Efe'yi kollarının arasına alıp döndürmeye başladı. İkisinin de gülmekten karınları ağrıdı. Efe'yi yere bırakınca kendisini çimenlerin üstüne attı. Efe'de hemen yanına uzandı.

" Sen yorulmak nedir bilmez misin? Sabahtan beri oynamadığımız oyun kalmadı."

" ne yapayım hafta sonu gelince canım sıkılıyor. Okul olduğu zaman hiç değilse Aleyna'yı görüyorum."

" Hala seninle konuşmuyor mu?"

" Öyle, arada bir."

" Ne yapalım biliyor musun? Aleyna'yı buraya çağıralım."

" İyi de nasıl? "

" Yaptığımız not değiştirme işi anlaşılmış. Konuşmamız lazım de. Gelmek zorunda kalacak."

" Harika bir fikir. Hemen arıyorum." Deyip yattığı yerden kalktı Efe. İçeriye doğru koşmaya başladı.

Feyza gözlerini kapatmış güneşin tenine vurmasına izin verirken bir karanlık oluştu. Gözlerini açtığında Özgür tepesindeydi. Doğrulmaya çalıştı ama Özgür engel oldu. O da Feyza'nın yanına uzanıp ellerini ensesinde birleştirdi.

" Hava çok güzel." dedi Feyza.

" Öyle. Ama sayende biraz halsizim."

" Neden?

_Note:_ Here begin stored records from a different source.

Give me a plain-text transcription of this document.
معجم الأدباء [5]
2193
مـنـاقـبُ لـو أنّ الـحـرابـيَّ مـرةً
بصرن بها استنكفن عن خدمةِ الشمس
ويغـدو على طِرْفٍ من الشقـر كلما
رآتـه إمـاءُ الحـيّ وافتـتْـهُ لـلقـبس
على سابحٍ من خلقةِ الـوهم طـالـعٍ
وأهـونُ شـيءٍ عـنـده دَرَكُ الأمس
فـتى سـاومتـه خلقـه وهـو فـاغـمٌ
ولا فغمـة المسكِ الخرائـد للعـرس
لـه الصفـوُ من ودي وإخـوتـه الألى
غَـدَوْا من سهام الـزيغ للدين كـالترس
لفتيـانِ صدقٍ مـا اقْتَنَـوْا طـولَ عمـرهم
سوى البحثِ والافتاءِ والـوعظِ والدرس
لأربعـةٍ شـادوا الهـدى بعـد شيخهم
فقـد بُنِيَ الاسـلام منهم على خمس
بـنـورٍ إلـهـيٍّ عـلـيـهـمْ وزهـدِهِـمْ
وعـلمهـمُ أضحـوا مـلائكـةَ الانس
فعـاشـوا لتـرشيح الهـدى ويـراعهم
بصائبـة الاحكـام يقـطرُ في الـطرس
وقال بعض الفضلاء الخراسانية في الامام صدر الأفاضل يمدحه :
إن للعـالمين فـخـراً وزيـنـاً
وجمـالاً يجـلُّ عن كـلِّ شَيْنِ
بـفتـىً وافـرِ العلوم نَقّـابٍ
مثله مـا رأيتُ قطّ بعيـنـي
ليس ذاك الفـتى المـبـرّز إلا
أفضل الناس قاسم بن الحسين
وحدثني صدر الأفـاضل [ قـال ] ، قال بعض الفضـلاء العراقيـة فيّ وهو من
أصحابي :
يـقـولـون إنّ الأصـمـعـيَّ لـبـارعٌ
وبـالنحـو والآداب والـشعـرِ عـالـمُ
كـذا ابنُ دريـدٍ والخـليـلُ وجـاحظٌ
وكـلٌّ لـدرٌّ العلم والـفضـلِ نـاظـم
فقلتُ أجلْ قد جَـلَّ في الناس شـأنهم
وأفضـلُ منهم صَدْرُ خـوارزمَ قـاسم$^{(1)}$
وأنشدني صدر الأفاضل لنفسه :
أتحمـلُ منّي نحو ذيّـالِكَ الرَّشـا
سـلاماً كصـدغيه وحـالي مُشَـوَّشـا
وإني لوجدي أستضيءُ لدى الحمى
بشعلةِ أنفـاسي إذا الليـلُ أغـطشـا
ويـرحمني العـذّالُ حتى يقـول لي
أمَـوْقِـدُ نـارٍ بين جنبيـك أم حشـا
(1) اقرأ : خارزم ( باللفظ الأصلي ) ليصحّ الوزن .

Ben ne yaptım?"

" Dün dereye düşmeseydin hastalanmayacaktım."

" Ben komple dereye düştüm bir şey olmadı da siz sadece dizlerinize kadar ıslanınca mı hastalandınız?"

" Senin bağışıklık sistemin iyiyse benim kabahatim mi yani? Beni bu hale sen getirdin sen iyileştireceksin."

" Nasıl?"

" Hemşire olan sensin bul bir yolunu."

" Ne dersem yapacaksınız ama."

" Sen ne dersen o olacak bugün." Feyza bu durumu kullanmak istedi.

" Gelin benimle. Özgür Çağlar'ı iyileştirme operasyonuna resmen başlamış bulunmaktayız." Dedi ve ayağa kalktı Feyza. Ardından Özgür kalkıp Feyza'yı takip etti. Aslında o kadar da kötü değildi ama Feyza'yla beraber vakit geçirmek istiyordu.

Mutfağa gittiklerinde Feyza dolaptan bir şeyler çıkartıp bunları karıştırdı.

" O kocakarı ilacını bana içirmeyi düşünmüyorsun değil mi?"

" Kocakarı ilacı değil. Ben hastalandığımda annem yapardı bunu. Çok iyi gelirdi. Açın ağzınızı." Deyip dolu kaşığı Özgür'ün ağzına doğru uzattı.

" İçinde ne var onun?"

" Liman, bal, karabiber."

" Ben onu hayatta yemem."

" Ne dersem onu yapacaktınız. Unutmayın." Deyince mecbur ağzını açtı. Feyza dolu kaşığı Özgür'e yedirince, Özgür ilk başta yüzünü buruştursa da sonrasında tadını beğenmeye başladı. Hatta ikinci kaşığı aldı.

" İyileşme çabalarının birinci bölümü bitti. İkinci bölümü bekleyin lütfen." Özgür Feyza'ya sırıtırken Efe heyecanla mutfağa girdi.